Santa Clarita teenager Leia Zorba has been dancing she was 2, and only a short 14 years later, she’s already achieved professional status.
At age 16, Zorba is one of the youngest members of the Pittsburgh Ballet Theatre. Through participating in the conservatory’s pre-professional high school program, Zorba now lives part of the year in Pennsylvania doing what she’s dreamed of since she was 2 — dancing all the time.
Zorba was always really drawn to the classes, her mother Molly said.
“She wanted to give me something to do when I was little, but I think it became so much more than that and I’ve always loved the way being on stage feels and performing for people,” Leia Zorba said. “It’s just a really nice feeling where you could feel like you could be the only person on the stage and you feel very alone, yet you’re surrounded by all these people watching you.”
Zorba grew up in Acton with a dance studio she’d visit while on walks with her mom.
Molly and Leia spent their time together as her dad was stationed in Iraq, and Molly recalled that Leia would watch the kids in the dance studio just outside the window, mesmerized. Thus her mother decided to get her involved.

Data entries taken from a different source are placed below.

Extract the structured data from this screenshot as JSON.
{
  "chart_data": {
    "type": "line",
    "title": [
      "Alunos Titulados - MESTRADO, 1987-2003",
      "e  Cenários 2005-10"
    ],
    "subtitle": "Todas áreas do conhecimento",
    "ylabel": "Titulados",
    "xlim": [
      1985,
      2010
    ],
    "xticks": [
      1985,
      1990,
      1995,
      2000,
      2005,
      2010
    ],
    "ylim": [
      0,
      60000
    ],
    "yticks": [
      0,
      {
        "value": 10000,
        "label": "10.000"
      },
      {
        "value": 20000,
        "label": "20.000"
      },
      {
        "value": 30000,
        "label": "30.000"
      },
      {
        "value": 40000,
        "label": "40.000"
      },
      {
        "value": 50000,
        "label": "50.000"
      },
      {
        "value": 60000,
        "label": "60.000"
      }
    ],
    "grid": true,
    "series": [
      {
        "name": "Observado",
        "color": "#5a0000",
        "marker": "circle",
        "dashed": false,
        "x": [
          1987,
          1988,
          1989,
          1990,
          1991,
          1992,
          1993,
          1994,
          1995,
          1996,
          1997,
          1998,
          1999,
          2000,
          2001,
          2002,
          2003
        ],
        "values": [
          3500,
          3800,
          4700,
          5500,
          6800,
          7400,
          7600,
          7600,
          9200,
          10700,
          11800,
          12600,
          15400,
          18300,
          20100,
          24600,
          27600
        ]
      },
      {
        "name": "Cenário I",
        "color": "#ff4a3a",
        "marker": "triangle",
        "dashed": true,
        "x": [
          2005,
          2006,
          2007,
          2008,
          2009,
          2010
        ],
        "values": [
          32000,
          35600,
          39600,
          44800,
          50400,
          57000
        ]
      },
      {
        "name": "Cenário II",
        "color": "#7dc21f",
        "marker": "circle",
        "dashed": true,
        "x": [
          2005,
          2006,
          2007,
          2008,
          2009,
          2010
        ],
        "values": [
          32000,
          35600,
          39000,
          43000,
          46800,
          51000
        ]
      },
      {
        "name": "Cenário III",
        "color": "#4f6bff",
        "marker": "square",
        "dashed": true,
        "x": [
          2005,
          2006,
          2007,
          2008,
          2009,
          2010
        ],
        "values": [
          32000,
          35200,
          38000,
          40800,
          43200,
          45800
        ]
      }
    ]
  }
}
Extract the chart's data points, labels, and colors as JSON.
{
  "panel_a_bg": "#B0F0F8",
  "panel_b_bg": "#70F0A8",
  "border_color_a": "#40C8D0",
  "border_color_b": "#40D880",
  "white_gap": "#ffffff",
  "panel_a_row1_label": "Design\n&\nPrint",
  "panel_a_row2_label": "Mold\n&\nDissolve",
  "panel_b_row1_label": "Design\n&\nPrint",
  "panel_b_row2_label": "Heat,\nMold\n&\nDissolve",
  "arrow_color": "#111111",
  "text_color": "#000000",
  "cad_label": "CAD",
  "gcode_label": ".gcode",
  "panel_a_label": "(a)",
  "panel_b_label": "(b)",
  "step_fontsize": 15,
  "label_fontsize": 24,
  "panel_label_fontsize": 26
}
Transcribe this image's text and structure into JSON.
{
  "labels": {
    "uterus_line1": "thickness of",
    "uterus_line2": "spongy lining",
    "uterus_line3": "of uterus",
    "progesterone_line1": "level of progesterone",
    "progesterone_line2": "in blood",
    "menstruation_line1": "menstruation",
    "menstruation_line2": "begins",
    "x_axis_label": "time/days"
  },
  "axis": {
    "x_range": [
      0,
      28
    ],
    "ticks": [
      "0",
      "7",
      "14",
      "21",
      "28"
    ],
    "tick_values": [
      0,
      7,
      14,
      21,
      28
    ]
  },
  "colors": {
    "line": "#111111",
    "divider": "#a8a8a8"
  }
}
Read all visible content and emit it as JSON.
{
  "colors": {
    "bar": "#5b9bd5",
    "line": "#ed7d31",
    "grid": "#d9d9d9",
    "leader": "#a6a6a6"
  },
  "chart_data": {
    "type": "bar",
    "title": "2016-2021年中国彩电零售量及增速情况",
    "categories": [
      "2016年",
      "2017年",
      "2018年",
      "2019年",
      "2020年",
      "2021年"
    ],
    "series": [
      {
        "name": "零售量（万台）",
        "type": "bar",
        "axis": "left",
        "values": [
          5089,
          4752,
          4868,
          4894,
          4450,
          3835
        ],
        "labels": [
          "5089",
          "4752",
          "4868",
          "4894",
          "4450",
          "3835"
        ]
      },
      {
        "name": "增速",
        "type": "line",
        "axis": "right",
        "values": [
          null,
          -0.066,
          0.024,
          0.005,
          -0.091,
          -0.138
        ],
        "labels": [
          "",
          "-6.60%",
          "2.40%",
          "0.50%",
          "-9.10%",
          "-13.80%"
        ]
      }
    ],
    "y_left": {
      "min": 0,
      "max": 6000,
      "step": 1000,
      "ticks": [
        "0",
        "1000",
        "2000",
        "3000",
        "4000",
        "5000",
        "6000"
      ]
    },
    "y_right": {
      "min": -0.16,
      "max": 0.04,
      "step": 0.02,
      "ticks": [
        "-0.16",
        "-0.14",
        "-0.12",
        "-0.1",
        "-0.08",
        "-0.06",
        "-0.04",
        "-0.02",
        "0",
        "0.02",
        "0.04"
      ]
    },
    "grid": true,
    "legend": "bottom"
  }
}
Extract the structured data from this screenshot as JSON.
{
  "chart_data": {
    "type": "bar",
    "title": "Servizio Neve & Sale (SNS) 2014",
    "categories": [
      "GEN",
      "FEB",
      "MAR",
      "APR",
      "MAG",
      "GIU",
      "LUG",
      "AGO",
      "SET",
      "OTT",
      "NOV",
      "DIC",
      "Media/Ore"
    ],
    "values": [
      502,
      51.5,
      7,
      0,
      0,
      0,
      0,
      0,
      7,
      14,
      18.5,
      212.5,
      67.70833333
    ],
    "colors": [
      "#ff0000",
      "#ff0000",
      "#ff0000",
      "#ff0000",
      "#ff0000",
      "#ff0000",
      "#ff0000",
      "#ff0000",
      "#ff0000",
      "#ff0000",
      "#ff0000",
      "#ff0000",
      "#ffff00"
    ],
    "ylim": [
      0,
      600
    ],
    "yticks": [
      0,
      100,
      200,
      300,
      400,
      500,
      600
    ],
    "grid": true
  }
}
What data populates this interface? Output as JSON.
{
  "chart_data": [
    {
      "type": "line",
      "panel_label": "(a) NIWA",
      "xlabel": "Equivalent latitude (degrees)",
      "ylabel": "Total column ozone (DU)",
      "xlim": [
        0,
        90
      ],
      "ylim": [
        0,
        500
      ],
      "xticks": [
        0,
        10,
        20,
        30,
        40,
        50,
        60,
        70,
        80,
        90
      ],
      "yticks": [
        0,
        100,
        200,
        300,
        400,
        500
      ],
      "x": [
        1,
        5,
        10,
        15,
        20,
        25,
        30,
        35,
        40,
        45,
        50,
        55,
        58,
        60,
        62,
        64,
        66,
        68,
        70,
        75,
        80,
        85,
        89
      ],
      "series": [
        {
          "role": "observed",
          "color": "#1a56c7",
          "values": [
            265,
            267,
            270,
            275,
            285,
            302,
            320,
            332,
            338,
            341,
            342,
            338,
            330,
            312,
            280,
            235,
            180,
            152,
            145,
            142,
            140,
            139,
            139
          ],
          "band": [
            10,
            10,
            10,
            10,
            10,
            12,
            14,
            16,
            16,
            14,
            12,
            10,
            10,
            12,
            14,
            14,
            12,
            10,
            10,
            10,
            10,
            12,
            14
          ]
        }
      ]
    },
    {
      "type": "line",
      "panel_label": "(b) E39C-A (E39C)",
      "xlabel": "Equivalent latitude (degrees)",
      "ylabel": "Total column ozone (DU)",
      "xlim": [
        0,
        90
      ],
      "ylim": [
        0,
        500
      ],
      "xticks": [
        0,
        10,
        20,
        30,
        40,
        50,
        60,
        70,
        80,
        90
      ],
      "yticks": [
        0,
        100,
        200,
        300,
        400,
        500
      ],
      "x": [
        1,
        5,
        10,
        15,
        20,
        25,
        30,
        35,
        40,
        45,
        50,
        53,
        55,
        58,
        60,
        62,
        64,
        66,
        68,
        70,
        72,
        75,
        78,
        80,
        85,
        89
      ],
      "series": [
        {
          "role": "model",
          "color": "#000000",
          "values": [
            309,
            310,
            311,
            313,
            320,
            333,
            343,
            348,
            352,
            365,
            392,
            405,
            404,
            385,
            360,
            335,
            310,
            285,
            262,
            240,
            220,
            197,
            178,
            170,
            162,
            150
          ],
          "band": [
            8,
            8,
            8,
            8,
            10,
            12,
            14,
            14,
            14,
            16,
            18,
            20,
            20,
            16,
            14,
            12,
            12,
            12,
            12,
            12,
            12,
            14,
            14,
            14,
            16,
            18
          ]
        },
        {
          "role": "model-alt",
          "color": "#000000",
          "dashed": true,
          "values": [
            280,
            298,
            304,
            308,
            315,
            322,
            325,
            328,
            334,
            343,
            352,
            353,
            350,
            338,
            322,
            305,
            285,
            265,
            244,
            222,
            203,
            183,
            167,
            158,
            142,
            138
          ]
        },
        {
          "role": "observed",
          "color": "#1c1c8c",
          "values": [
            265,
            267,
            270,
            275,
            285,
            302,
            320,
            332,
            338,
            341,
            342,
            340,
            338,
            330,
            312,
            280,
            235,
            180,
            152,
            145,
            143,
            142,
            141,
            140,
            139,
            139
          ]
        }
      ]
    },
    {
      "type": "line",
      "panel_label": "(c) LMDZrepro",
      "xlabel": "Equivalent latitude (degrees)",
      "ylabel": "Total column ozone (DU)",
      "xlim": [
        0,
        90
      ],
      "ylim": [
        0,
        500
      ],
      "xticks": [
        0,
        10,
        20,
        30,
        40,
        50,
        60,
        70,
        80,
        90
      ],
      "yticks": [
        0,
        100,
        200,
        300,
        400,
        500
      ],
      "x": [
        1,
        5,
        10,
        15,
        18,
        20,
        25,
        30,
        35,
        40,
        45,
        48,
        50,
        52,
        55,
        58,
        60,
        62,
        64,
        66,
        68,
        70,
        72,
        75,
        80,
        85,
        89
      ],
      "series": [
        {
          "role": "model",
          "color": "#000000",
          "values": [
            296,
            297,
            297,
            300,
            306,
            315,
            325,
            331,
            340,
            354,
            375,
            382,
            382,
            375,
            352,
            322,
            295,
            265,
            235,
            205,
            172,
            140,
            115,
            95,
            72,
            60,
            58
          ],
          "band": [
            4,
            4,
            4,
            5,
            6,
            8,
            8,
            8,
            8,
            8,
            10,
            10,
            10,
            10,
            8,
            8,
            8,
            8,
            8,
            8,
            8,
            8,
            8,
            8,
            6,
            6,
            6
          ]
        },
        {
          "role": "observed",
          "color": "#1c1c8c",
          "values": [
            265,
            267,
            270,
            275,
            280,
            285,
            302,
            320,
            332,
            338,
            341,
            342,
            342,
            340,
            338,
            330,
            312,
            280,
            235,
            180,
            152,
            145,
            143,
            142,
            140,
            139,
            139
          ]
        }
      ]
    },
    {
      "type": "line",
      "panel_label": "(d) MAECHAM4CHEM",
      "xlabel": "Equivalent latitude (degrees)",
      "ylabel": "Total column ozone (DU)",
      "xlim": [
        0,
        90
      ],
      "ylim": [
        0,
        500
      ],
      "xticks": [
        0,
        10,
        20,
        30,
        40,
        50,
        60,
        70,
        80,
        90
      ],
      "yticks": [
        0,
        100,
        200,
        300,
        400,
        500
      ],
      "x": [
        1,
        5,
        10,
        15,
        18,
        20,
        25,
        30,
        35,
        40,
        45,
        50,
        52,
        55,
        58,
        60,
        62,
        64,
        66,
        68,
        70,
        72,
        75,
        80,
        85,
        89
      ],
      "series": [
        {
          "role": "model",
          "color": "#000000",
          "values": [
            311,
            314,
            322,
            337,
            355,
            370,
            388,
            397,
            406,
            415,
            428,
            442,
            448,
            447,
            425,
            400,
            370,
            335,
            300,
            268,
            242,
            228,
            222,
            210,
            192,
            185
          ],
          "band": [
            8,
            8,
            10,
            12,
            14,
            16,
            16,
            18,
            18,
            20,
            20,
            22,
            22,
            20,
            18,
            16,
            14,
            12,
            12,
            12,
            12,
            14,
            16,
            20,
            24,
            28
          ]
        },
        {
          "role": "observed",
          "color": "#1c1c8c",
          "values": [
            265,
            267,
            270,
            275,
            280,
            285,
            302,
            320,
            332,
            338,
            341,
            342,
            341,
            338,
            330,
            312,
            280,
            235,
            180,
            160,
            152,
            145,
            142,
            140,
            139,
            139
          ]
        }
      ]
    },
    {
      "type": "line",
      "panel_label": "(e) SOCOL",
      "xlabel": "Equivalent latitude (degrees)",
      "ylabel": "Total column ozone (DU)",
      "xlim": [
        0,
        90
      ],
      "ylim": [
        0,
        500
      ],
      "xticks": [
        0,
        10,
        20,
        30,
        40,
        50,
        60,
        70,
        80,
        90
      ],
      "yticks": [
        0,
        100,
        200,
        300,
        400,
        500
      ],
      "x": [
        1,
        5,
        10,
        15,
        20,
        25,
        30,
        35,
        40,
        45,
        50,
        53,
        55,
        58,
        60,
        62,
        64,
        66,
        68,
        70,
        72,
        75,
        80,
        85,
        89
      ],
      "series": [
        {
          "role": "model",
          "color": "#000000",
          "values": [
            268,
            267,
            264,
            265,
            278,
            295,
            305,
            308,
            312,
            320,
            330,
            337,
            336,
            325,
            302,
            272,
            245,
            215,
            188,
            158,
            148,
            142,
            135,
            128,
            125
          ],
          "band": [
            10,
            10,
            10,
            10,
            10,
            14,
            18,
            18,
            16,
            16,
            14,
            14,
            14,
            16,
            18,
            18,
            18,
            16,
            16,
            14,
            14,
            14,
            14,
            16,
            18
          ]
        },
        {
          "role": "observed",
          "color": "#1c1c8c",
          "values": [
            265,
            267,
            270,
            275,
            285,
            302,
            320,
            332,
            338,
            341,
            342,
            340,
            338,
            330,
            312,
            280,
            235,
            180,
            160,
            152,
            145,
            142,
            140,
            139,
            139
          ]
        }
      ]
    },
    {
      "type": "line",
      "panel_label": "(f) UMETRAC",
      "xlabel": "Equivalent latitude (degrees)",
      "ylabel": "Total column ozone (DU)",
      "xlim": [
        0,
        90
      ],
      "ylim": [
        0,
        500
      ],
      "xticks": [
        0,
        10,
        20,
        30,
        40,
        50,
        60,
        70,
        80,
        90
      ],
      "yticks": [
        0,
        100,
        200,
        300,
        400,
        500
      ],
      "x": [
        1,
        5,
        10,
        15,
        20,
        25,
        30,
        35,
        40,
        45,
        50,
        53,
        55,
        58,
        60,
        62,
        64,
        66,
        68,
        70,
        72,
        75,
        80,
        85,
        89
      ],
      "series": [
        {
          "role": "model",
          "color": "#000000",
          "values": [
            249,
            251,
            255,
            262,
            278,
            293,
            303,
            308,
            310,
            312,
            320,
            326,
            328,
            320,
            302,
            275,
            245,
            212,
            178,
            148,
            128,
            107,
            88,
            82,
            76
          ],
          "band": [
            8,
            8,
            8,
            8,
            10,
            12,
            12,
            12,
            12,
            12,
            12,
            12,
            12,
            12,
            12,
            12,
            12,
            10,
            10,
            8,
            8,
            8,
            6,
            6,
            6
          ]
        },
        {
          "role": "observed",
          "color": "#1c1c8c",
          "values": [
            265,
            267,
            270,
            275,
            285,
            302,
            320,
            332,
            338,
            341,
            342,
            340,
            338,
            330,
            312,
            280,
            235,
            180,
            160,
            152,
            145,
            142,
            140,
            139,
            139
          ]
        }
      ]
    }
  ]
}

“(The dance instructors) were taken by how focused how intense and how much she wanted to learn,” Molly Zorba said. “It’s not that necessarily she had instant raw talent, it was just something that was so in her. So when she was little, whenever we had people come over, she’d set up chairs for them and have them sit down so she could sit down and pretend to do a performance for them. She wanted to perform.”
Now Zorba gets to perform as someone who auditioned and received a spot in the prestigious Pittsburgh Ballet Theatre’s pre-professional full-time high school position.
Zorba had already participated in the organization’s summer intensive program for years, but was only there during those few months.
Then she auditioned during winter 2018 for the year-round program after the ballet had offered her a position where she could have the lifestyle of a professional dancer.
Now Zorba dances with 31 high schools students from all over the world, taking dance classes and rehearsals with the professional company’s ballerinas in turn.
Classes include partnering, modern, Pilates, point and technique. They are ongoing in the mornings and evenings, and schoolwork is done on different virtual schooling systems, Molly Zorba said.
Leia Zorba gets to dance from Monday until Saturday, and it’s all because her ballet schedule had become so intense that the only route was up.
She is now a senior at California Virtual Academy after having skipped a grade, but is on track to graduate high school on time and go to college.
Leia Zorba started her program in September and has split her time between the east and west coasts, even having time to perform 26 shows of “The Nutcracker” in Pittsburgh. The program will end in May, and she will fly back to California just in time to graduate in June and walk in an actual graduation ceremony in San Bernardino.
Zorba is interested in doing dance as part of a double major. Regardless, she doesn’t want to lose the magical feeling that the dance journey of training and auditioning has brought her — ballet being the highlight of it all.
“It was just always dance in general,” she said. “I just wanted to be moving and performing. But it hit that I really liked ballet the best, and it was a different caliber than the rest of the styles. I felt happiest doing this style.”